The other most crucial evidence for an understanding of Newton’s development in adolescence and adulthood is supplied by the lists of expenses he kept from 1659-69 in the Fitzwilliam Notebook and another one now known as the Trinity Notebook. These soften the image of an unsmiling, self-absorbed, Puritan Newton by revealing that as an undergraduate he did get out once in a while, to the tavern and the bowling green, and even occasionally played cards (and lost). Perhaps still more surprisingly, he appears to have run an informal money-lending operation for fellow students at Cambridge, though whether he charged interest on his loans is unclear.
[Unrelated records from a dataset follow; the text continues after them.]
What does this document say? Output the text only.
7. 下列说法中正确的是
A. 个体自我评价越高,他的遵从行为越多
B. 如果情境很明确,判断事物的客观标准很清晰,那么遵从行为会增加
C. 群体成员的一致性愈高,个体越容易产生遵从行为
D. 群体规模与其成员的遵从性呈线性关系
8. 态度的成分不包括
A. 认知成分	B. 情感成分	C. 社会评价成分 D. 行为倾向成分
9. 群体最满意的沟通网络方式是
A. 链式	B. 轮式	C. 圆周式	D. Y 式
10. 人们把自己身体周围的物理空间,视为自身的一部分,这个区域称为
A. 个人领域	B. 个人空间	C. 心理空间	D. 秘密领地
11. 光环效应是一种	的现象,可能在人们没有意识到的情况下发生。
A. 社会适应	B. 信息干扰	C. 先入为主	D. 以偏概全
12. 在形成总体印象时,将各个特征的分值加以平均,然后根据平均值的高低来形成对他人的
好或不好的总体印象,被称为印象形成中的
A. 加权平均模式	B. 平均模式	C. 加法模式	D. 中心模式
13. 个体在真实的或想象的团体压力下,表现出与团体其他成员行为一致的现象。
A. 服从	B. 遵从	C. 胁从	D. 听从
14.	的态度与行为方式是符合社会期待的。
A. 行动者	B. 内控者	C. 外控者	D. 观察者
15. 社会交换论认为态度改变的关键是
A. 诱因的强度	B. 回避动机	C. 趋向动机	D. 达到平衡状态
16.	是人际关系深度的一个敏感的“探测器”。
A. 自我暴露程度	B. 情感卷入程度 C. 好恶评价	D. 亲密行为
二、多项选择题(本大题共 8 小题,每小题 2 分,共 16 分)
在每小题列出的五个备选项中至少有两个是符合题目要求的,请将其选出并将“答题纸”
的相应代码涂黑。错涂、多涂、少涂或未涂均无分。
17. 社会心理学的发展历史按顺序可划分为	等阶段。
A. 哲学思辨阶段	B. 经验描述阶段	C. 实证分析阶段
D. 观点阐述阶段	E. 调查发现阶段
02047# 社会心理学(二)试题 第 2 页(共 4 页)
These notebooks also chart the development of Newton’s intellectual interests. His practical bent, which later enabled him to devise and conduct experiments unassisted and to build most of his scientific apparatus himself, is already evident in the Pierpont Morgan notebook, the early part of which is crammed with recipes for making paints and medicines and instructions for performing conjuring tricks. In 1669, the expense lists begin to fill up with purchases of (al)chemical materials, books and equipment to stock the private laboratory he set up in the grounds of Trinity College. His disillusion with the very conservative curriculum on offer at Cambridge is evidenced by another notebook (Add. Ms. 3996 in Cambridge University Library), which begins with a series of notes on Aristotle and other orthodox academic sources but then abruptly changes tack and engages actively with the latest theories in science and mathematics, particularly those of Descartes.
Newton’s intellectual activities as an undergraduate were almost entirely extra-curricular. His near-total disregard for the subjects he was ostensibly supposed to be studying - primarily the ethics and natural philosophy of Aristotle - actually led to his being regarded as a decidedly poor scholar until his genius was recognised by the mathematics professor Isaac Barrow. But as this notebook proves, he was in fact far more in touch with current developments in international scholarship than most of his tutors and professors.
Unfortunately, no such personal material survives - if it ever existed - from the later, more public phase of Newton’s career. But the insights these documents offer into his formative years, adolescence and early adulthood make them indispensable to any attempt to form a rounded picture of Newton the man.